Autry looked up. “What?”
“We’re supposed to be going to your house and we’re halfway to Mama’s. Why didn’t you say anything?”
Because she hadn’t been thinking. Someone else had been in the driver’s seat and she’d been along for the ride. Looked like that was turning out to be the story of her life.
Autry sighed. “We’re this close, we might as well go see her. It’ll make her happy.”
Madeline chuckled and pressed the accelerator. “There you go again, thinking of everyone but you. You’d better wise up, little sister, and start looking out for number one.”
Stanton knocked at Mrs. Milson’s front door and waited. A chilly breeze ruffled through her azaleas and hydrangeas, planted close to the house and seriously overgrown. He frowned. That near her windows, they offered too much cover to a would-be burglar.
Footsteps creaked in the hallway and the door eased open. Mrs. Milson glared up at him, her eyes hazy behind her large lenses. “Yes? What do you want?”
He’d so been here, done this before. He produced a professional smile and lifted his badge with identification showing. “Good afternoon, Mrs. Milson. You called the sheriff’s department? About a prowler?”
She folded her arms over her chest. “Took you long enough to get here.”
He nodded. “Yes, ma’am, and I apologize for that—”
“He’s done gone anyway.”
“Ma’am?”
She waved a hand toward the ramshackle shed taking up one corner of her yard. “He ran off this morning. Saw him headed into the woods.”
Stanton studied the shed. The door hung open at an angle, the interior dark. Overgrown yellow-tip shrubs surrounded the building. Beyond the shed was a rusted wire fence, the posts listing at a drunken angle. “What did he look like?”
Mrs. Milson huffed a sigh. “Only saw him for a moment. Tall, skinny, dark hair. He was walking funny.”
Stanton nodded. “All right. I’m going to check out the building.
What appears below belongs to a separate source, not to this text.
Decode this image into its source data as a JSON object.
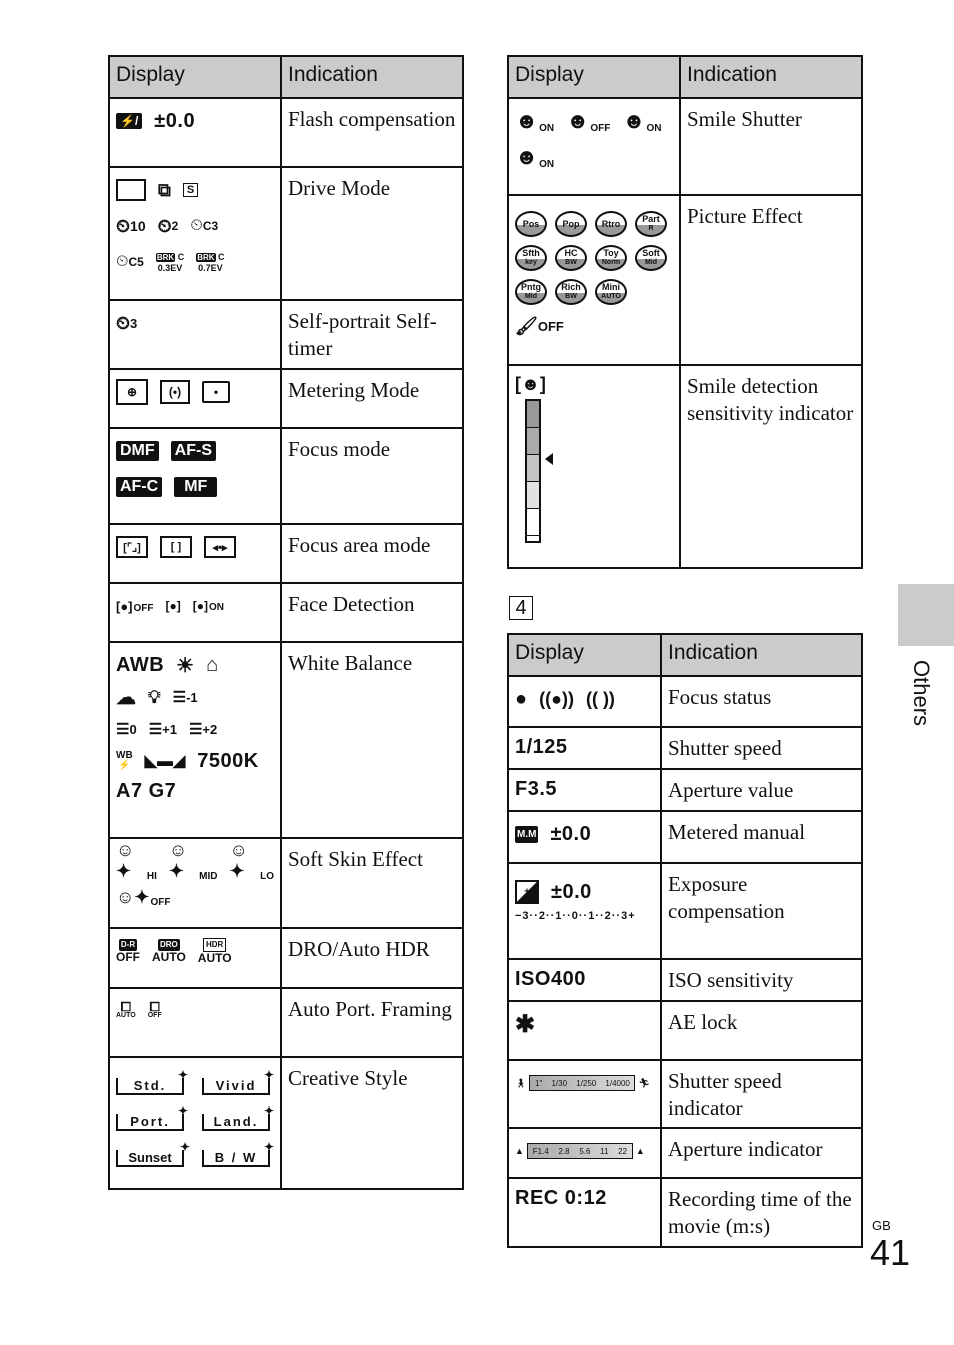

Stay here, please.”
He pulled his flashlight from its ring and unsnapped his holster. Approaching the outbuilding with caution, he glanced through the dusty windows. Weak sunlight broke up the shadows, but nothing moved within. He edged to the door, but saw only an ancient lawnmower and assorted junk. A pile of tarps and drop cloths lay in one corner, near a stack of rusted paint cans. Stepping inside, he shone the flashlight over and behind the accumulated junk.